Rose Lawn Farm, near Syracuse, New York-Summer 1861

It's always best to begin at the beginning.
-The Good Witch

There were chickens at Rose Lawn and china soldiers. The hens were brown and white with feathers cleaner than sheets. They were alive. The soldiers were tiny and perfect, and for Frank they were alive as well.

Frank liked the soldiers' pink cheeks, their tiny perfect eyes and the feel of their china faces under his fingers, smooth but slightly rough at the same time. The soldiers were French because their arms moved loosely under their uniforms. Their arms were held by threads. Frank lay one of them down very carefully next to him on the stone steps. Things got lost. Things got broken.

Was that snow glinting on the grass? Was it water? Did grass cry? Eagles flew. Frank looked up. It was as though he could leap up into the sky. Clouds sighed overhead, across the face of the sun.

Frank was running away. Frank was always running away to secret places and Rose Lawn was full of them. Frank was running away now. But he knew he had been found, sitting on two stone steps between cedars.

He heard the crunch of his mother's boots behind him on the gravel walk. He did not look up. His mother began to speak. The words fell, as individual as stars.

"Where's Nanny?" she asked.

Frank shrugged. He heard the rustle of cloth as his mother knelt down beside him. He could smell soap and scent. Frank rubbed his eyes.

"I don't like her," Frank said. Nanny smelled of sweat and washed his face with her own spit daubed on a handkerchief. Frank looked at his mother's green dress with what seemed to him like thick green ropes embedded in the fabric. He wondered vaguely if they were for hanging things on. Or hanging up the dress? Hanging up his mother, from the walls?

"Nanny doesn't always understand," said his mother.

That was not Frank's problem. He felt his mother stroking his hair. He looked up at her face. The eyes were full on his.

"She doesn't remember what it is like to be a child," his mother explained.

"Why not?" Frank asked. It seemed to him to be a simple enough thing to do. Overhead, the clouds had faces, and they smiled.

"Because it was such a long time ago," said his mother. She whispered, in case the trees were listening.

Frank looked at the clipped hedges and the white fences, the water snaking its way from the fountain's mouth. He looked at the china soldiers and his wooden duck with the wheels on the stone steps. The steps glinted in the sun as if blinking. The hens, feathers billowing in the slight breeze, looked like clouds with legs. They kept kissing the ground.

"I'll remember," promised Frank.

Reality Check

I am a fantasy writer who fell in love with realism. Because I am a fantasy writer, I am particularly aware that every work of fiction, however realistic, is a fantasy. It happens in a world that is an alternative to this one.

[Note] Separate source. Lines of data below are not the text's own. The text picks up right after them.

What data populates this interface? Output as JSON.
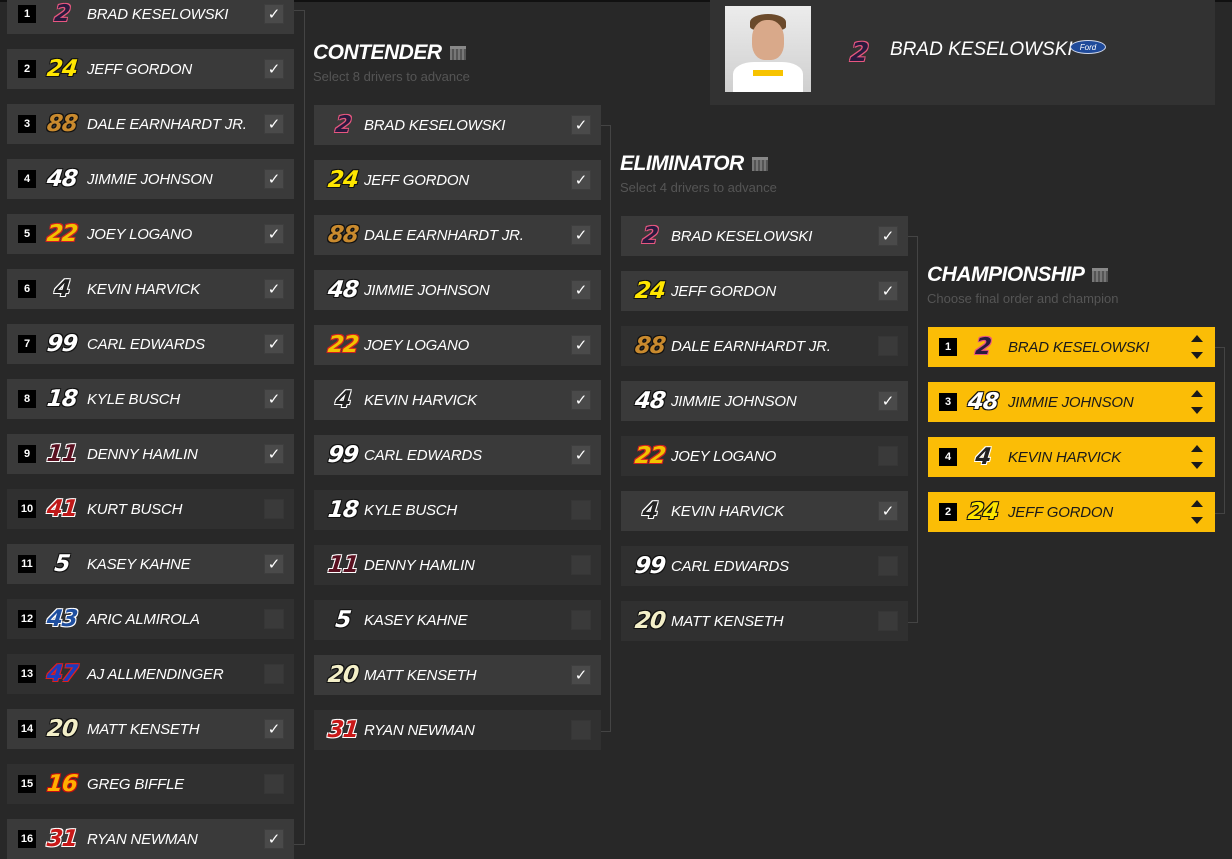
{
  "colors": {
    "bg": "#282828",
    "gold": "#fbbd06",
    "check": "#ffffff"
  },
  "hero": {
    "number": "2",
    "name": "BRAD KESELOWSKI",
    "manufacturer": "Ford",
    "number_color": "#2a1a3e",
    "number_outline": "#e8577f"
  },
  "round1": {
    "drivers": [
      {
        "seed": "1",
        "number": "2",
        "name": "BRAD KESELOWSKI",
        "checked": true,
        "color": "#2a1a3e",
        "outline": "#e8577f"
      },
      {
        "seed": "2",
        "number": "24",
        "name": "JEFF GORDON",
        "checked": true,
        "color": "#ffe600",
        "outline": "#111"
      },
      {
        "seed": "3",
        "number": "88",
        "name": "DALE EARNHARDT JR.",
        "checked": true,
        "color": "#c98a2e",
        "outline": "#111"
      },
      {
        "seed": "4",
        "number": "48",
        "name": "JIMMIE JOHNSON",
        "checked": true,
        "color": "#ffffff",
        "outline": "#111"
      },
      {
        "seed": "5",
        "number": "22",
        "name": "JOEY LOGANO",
        "checked": true,
        "color": "#f2c200",
        "outline": "#d02020"
      },
      {
        "seed": "6",
        "number": "4",
        "name": "KEVIN HARVICK",
        "checked": true,
        "color": "#222222",
        "outline": "#ffffff"
      },
      {
        "seed": "7",
        "number": "99",
        "name": "CARL EDWARDS",
        "checked": true,
        "color": "#ffffff",
        "outline": "#111"
      },
      {
        "seed": "8",
        "number": "18",
        "name": "KYLE BUSCH",
        "checked": true,
        "color": "#ffffff",
        "outline": "#111"
      },
      {
        "seed": "9",
        "number": "11",
        "name": "DENNY HAMLIN",
        "checked": true,
        "color": "#5a1020",
        "outline": "#ffffff"
      },
      {
        "seed": "10",
        "number": "41",
        "name": "KURT BUSCH",
        "checked": false,
        "color": "#c01818",
        "outline": "#ffffff"
      },
      {
        "seed": "11",
        "number": "5",
        "name": "KASEY KAHNE",
        "checked": true,
        "color": "#ffffff",
        "outline": "#111"
      },
      {
        "seed": "12",
        "number": "43",
        "name": "ARIC ALMIROLA",
        "checked": false,
        "color": "#1f4fa0",
        "outline": "#ffffff"
      },
      {
        "seed": "13",
        "number": "47",
        "name": "AJ ALLMENDINGER",
        "checked": false,
        "color": "#1d3bbd",
        "outline": "#e02020"
      },
      {
        "seed": "14",
        "number": "20",
        "name": "MATT KENSETH",
        "checked": true,
        "color": "#f3efc8",
        "outline": "#111"
      },
      {
        "seed": "15",
        "number": "16",
        "name": "GREG BIFFLE",
        "checked": false,
        "color": "#ffb000",
        "outline": "#c01010"
      },
      {
        "seed": "16",
        "number": "31",
        "name": "RYAN NEWMAN",
        "checked": true,
        "color": "#c81818",
        "outline": "#ffffff"
      }
    ]
  },
  "contender": {
    "title": "CONTENDER",
    "subtitle": "Select 8 drivers to advance",
    "drivers": [
      {
        "number": "2",
        "name": "BRAD KESELOWSKI",
        "checked": true,
        "color": "#2a1a3e",
        "outline": "#e8577f"
      },
      {
        "number": "24",
        "name": "JEFF GORDON",
        "checked": true,
        "color": "#ffe600",
        "outline": "#111"
      },
      {
        "number": "88",
        "name": "DALE EARNHARDT JR.",
        "checked": true,
        "color": "#c98a2e",
        "outline": "#111"
      },
      {
        "number": "48",
        "name": "JIMMIE JOHNSON",
        "checked": true,
        "color": "#ffffff",
        "outline": "#111"
      },
      {
        "number": "22",
        "name": "JOEY LOGANO",
        "checked": true,
        "color": "#f2c200",
        "outline": "#d02020"
      },
      {
        "number": "4",
        "name": "KEVIN HARVICK",
        "checked": true,
        "color": "#222222",
        "outline": "#ffffff"
      },
      {
        "number": "99",
        "name": "CARL EDWARDS",
        "checked": true,
        "color": "#ffffff",
        "outline": "#111"
      },
      {
        "number": "18",
        "name": "KYLE BUSCH",
        "checked": false,
        "color": "#ffffff",
        "outline": "#111"
      },
      {
        "number": "11",
        "name": "DENNY HAMLIN",
        "checked": false,
        "color": "#5a1020",
        "outline": "#ffffff"
      },
      {
        "number": "5",
        "name": "KASEY KAHNE",
        "checked": false,
        "color": "#ffffff",
        "outline": "#111"
      },
      {
        "number": "20",
        "name": "MATT KENSETH",
        "checked": true,
        "color": "#f3efc8",
        "outline": "#111"
      },
      {
        "number": "31",
        "name": "RYAN NEWMAN",
        "checked": false,
        "color": "#c81818",
        "outline": "#ffffff"
      }
    ]
  },
  "eliminator": {
    "title": "ELIMINATOR",
    "subtitle": "Select 4 drivers to advance",
    "drivers": [
      {
        "number": "2",
        "name": "BRAD KESELOWSKI",
        "checked": true,
        "color": "#2a1a3e",
        "outline": "#e8577f"
      },
      {
        "number": "24",
        "name": "JEFF GORDON",
        "checked": true,
        "color": "#ffe600",
        "outline": "#111"
      },
      {
        "number": "88",
        "name": "DALE EARNHARDT JR.",
        "checked": false,
        "color": "#c98a2e",
        "outline": "#111"
      },
      {
        "number": "48",
        "name": "JIMMIE JOHNSON",
        "checked": true,
        "color": "#ffffff",
        "outline": "#111"
      },
      {
        "number": "22",
        "name": "JOEY LOGANO",
        "checked": false,
        "color": "#f2c200",
        "outline": "#d02020"
      },
      {
        "number": "4",
        "name": "KEVIN HARVICK",
        "checked": true,
        "color": "#222222",
        "outline": "#ffffff"
      },
      {
        "number": "99",
        "name": "CARL EDWARDS",
        "checked": false,
        "color": "#ffffff",
        "outline": "#111"
      },
      {
        "number": "20",
        "name": "MATT KENSETH",
        "checked": false,
        "color": "#f3efc8",
        "outline": "#111"
      }
    ]
  },
  "championship": {
    "title": "CHAMPIONSHIP",
    "subtitle": "Choose final order and champion",
    "drivers": [
      {
        "seed": "1",
        "number": "2",
        "name": "BRAD KESELOWSKI",
        "color": "#2a1a3e",
        "outline": "#e8577f"
      },
      {
        "seed": "3",
        "number": "48",
        "name": "JIMMIE JOHNSON",
        "color": "#ffffff",
        "outline": "#111"
      },
      {
        "seed": "4",
        "number": "4",
        "name": "KEVIN HARVICK",
        "color": "#222222",
        "outline": "#ffffff"
      },
      {
        "seed": "2",
        "number": "24",
        "name": "JEFF GORDON",
        "color": "#ffe600",
        "outline": "#111"
      }
    ]
  }
}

There is a town called Manhattan, Kansas, that is very like the one in this novel. It was settled by people called Purcell and Higinbotham and Pillsbury. There was a Professor Mudge, an Etta Parkerson and her Mr. Reynolds. There even was a Dr. Lyman. To my knowledge, however, he was not related to Lyman Frank Baum, nor did Baum visit the town, though he was in Kansas in the 1880s.

To my knowledge, no Chinese people lived in Manhattan in the 1870s. There was, however, a Mr. Win Tsue who lived in Deadwood, South Dakota, and who invited local women to meet his wife on New Year's Day.

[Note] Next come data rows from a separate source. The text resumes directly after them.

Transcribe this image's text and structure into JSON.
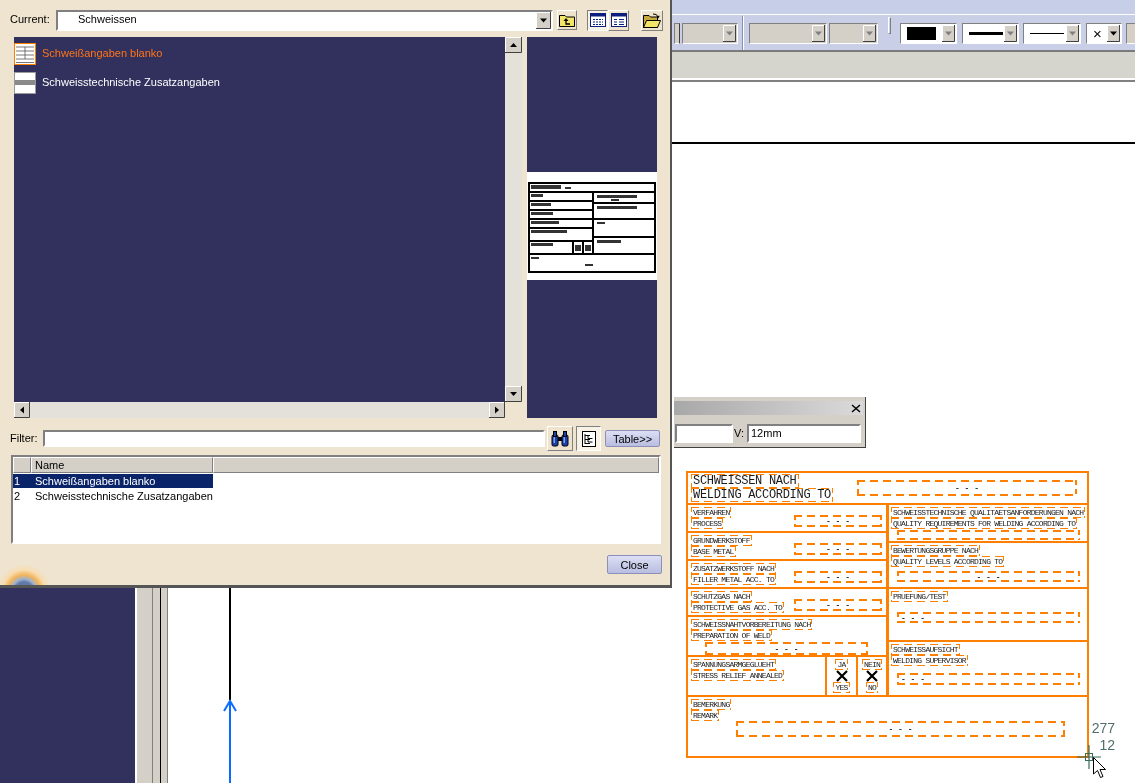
{
  "dialog": {
    "current_label": "Current:",
    "current_value": "Schweissen",
    "view_modes": [
      {
        "kind": "details",
        "selected": true
      },
      {
        "kind": "list",
        "selected": false
      }
    ],
    "catalog_items": [
      {
        "kind": "table",
        "label": "Schweißangaben blanko",
        "selected": true
      },
      {
        "kind": "strip",
        "label": "Schweisstechnische Zusatzangaben",
        "selected": false
      }
    ],
    "filter_label": "Filter:",
    "tree_toggle": {
      "on": true
    },
    "table_button": "Table>>",
    "table": {
      "columns": [
        "Name"
      ],
      "rows": [
        {
          "number": "1",
          "name": "Schweißangaben blanko",
          "selected": true
        },
        {
          "number": "2",
          "name": "Schweisstechnische Zusatzangaben",
          "selected": false
        }
      ]
    },
    "close_button": "Close"
  },
  "toolbar": {
    "dropdowns": [
      {
        "kind": "blank",
        "disabled": true
      },
      {
        "kind": "blank",
        "disabled": true
      },
      {
        "kind": "blank",
        "disabled": true
      },
      {
        "kind": "color",
        "color": "#000000",
        "disabled": true
      },
      {
        "kind": "thickness",
        "disabled": true
      },
      {
        "kind": "linetype",
        "disabled": true
      },
      {
        "kind": "symbol",
        "symbol": "×",
        "disabled": false
      }
    ]
  },
  "tool_panel": {
    "label": "V:",
    "value": "12mm"
  },
  "title_block": {
    "header": {
      "kind": "inline",
      "lines": [
        "SCHWEISSEN NACH",
        "WELDING ACCORDING TO"
      ],
      "field": {
        "kind": "center",
        "text": "- - -"
      }
    },
    "left_cells": [
      {
        "kind": "inline",
        "lines": [
          "VERFAHREN",
          "PROCESS"
        ],
        "field": {
          "kind": "center",
          "text": "- - -"
        }
      },
      {
        "kind": "inline",
        "lines": [
          "GRUNDWERKSTOFF",
          "BASE METAL"
        ],
        "field": {
          "kind": "center",
          "text": "- - -"
        }
      },
      {
        "kind": "inline",
        "lines": [
          "ZUSATZWERKSTOFF NACH",
          "FILLER METAL ACC. TO"
        ],
        "field": {
          "kind": "center",
          "text": "- - -"
        }
      },
      {
        "kind": "inline",
        "lines": [
          "SCHUTZGAS NACH",
          "PROTECTIVE GAS ACC. TO"
        ],
        "field": {
          "kind": "center",
          "text": "- - -"
        }
      },
      {
        "kind": "stacked",
        "lines": [
          "SCHWEISSNAHTVORBEREITUNG NACH",
          "PREPARATION OF WELD"
        ],
        "field": {
          "kind": "center",
          "text": "- - -"
        }
      },
      {
        "kind": "options",
        "lines": [
          "SPANNUNGSARMGEGLUEHT",
          "STRESS RELIEF ANNEALED"
        ],
        "options": [
          {
            "lines": [
              "JA",
              "YES"
            ],
            "checked": true
          },
          {
            "lines": [
              "NEIN",
              "NO"
            ],
            "checked": true
          }
        ]
      }
    ],
    "right_cells": [
      {
        "kind": "stacked",
        "lines": [
          "SCHWEISSTECHNISCHE QUALITAETSANFORDERUNGEN NACH",
          "QUALITY REQUIREMENTS FOR WELDING ACCORDING TO"
        ],
        "field": {
          "kind": "blank"
        }
      },
      {
        "kind": "stacked",
        "lines": [
          "BEWERTUNGSGRUPPE NACH",
          "QUALITY LEVELS ACCORDING TO"
        ],
        "field": {
          "kind": "center",
          "text": "- - -"
        }
      },
      {
        "kind": "stacked",
        "lines": [
          "PRUEFUNG/TEST"
        ],
        "field": {
          "kind": "left",
          "text": "- - -"
        }
      },
      {
        "kind": "stacked",
        "lines": [
          "SCHWEISSAUFSICHT",
          "WELDING SUPERVISOR"
        ],
        "field": {
          "kind": "left",
          "text": "- - -"
        }
      }
    ],
    "remark": {
      "kind": "stacked",
      "lines": [
        "BEMERKUNG",
        "REMARK"
      ],
      "field": {
        "kind": "center",
        "text": "- - -"
      }
    }
  },
  "cursor_readout": [
    "277",
    "12"
  ]
}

There was a Blue Earth village on the Manhattan side of the two great rivers. At one time, it consisted of 128 lodges, each sixty feet long. The marks in the ground were visible for many years afterward, still remembered by people writing in the 1920s.

There is a Zeandale; there is a Pillsbury's Crossing. The Aiken family still lives in the area. There were indeed two Sunflower Schools, one of which has disappeared, leaving only a clearing in a small hump of woodland where a lane meets the main road. That lane does lead to a smooth, ziggurat-shaped hill.

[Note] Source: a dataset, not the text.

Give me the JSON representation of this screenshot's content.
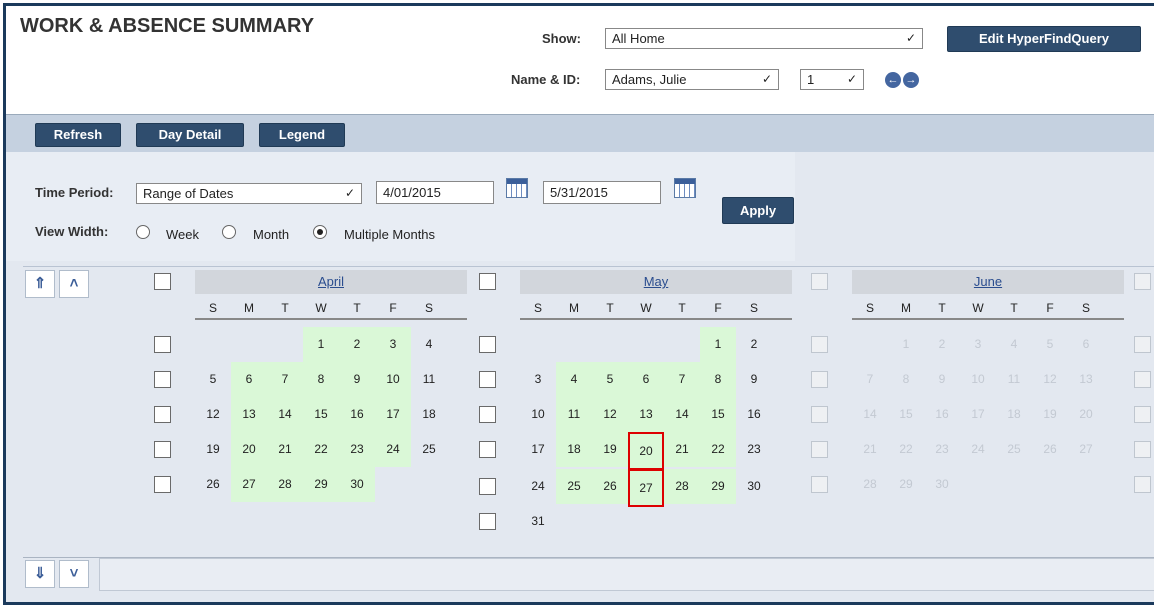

There is a farm rather like the one my Dorothy lived on, except that the people who lived there, the St. Johns, the Eakins, have been moved over by about a mile to make room for the Branscomb Estate. My Zeandale is a much bigger place.

The real one did have buffalo wallows which are remembered as having swallowed one child whole. If memory serves, the last buffalo in Zeandale was seen at Pillsbury's Crossing, by a member of the Aiken family, in 1882.

There were many other sources in reality of this fantasy.

Mr. and Mrs. Aiken spoke to me and showed me where the first Sunflower School had been. They told me the story of the buffalo wallow and another story of lilacs planted on the hills to commemorate another child who had died.

The interior of Mrs. Baker's farmhouse is rather like that of Mrs. Marjorie Sand's, who in two interviews told me much about Riley County and life in the old days. It was Mrs. Sand who managed to produce for me one of the last available copies of Pioneers of the Blue Stem Prairie, an exhaustive and invaluable work tracing the family history of all the original settlers of a huge area of Kansas.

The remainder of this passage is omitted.